In an office set in central New Jersey's farmland, researchers are drawing blueprints for space communities built from moon rock and powered by huge solar satellites.

It may sound like science fiction, but Gregg Maryniak says such dreams could become reality at the start of the next century."We're trying to change from thinking of space as a void to thinking of it as a font of energy and material resources that makes it a good place for people," says Maryniak, executive vice president of the Space Studies Institute.

Maryniak and Gerard K. O'Neill, a nuclear physicist and professor emeritus at Princeton University who founded the institute in 1977, are among those driven by the belief that man is rapidly consuming the Earth's natural resources and making it uninhabitable with pollution and garbage.

They believe new energy sources could be developed in space.

"I see this kind of activity as one of the few bright rays of hope in a situation that otherwise appears to be hopeless," Maryniak said in an interview at the institute, which is housed at a former rocket engine plant.

Since it's too expensive to carry materials into space, scientists must develop construction materials that are already available there, he said. The closest source is the moon.

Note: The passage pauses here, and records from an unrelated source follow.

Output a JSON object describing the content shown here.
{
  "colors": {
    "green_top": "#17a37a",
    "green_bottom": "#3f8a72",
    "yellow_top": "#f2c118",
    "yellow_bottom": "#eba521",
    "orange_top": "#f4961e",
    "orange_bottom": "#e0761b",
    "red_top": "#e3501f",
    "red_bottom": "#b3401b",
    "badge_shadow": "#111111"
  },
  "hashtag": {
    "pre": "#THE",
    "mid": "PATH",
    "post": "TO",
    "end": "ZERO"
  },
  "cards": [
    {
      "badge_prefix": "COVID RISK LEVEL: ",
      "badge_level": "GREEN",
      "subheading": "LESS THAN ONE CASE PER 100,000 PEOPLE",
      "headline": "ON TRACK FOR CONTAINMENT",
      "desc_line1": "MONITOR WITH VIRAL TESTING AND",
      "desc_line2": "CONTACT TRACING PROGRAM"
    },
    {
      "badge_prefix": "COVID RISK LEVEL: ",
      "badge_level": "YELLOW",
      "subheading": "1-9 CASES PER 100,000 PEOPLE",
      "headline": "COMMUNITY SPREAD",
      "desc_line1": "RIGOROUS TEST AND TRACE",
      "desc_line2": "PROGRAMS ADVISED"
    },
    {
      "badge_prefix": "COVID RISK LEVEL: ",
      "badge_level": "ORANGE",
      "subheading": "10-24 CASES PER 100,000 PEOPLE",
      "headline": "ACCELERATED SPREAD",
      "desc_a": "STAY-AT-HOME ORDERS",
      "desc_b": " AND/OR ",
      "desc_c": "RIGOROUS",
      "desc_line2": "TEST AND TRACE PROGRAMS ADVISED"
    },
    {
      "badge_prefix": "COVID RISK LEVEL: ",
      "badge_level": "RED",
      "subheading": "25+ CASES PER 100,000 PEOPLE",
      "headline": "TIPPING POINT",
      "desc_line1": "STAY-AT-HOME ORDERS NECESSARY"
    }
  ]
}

The private, non-profit institute already has developed three prototypes of a "mass driver" - a machine used to launch baseball-size fragments of mined moon rock to a central collection place in space. Maryniak describes the collection spot as a "celestial catcher's mitt."

He says moon rock, composed mainly of oxygen, silicon and metals, can be broken into building materials and fuel using solar energy.

The latest mass driver is a tube 11/2-feet wide and 500 feet long that propels material into space at a rate of 11/2 miles per second.

The moon rock could be used to build solar power satellites that would collect sunlight, convert it to electricity and beam it to earth.

Such satellites, up to 5 miles long and 11/2 miles wide, could produce as much electricity as three or four nuclear reactors and provide all the energy needs of a city the size of New York or Chicago, Maryniak says.

Totally self-sufficient space cities could be built with agricultural areas, controlled atmosphere, water supplies and gravitational field. Such cities would house tens of thousands of people and have trees, rivers and birds.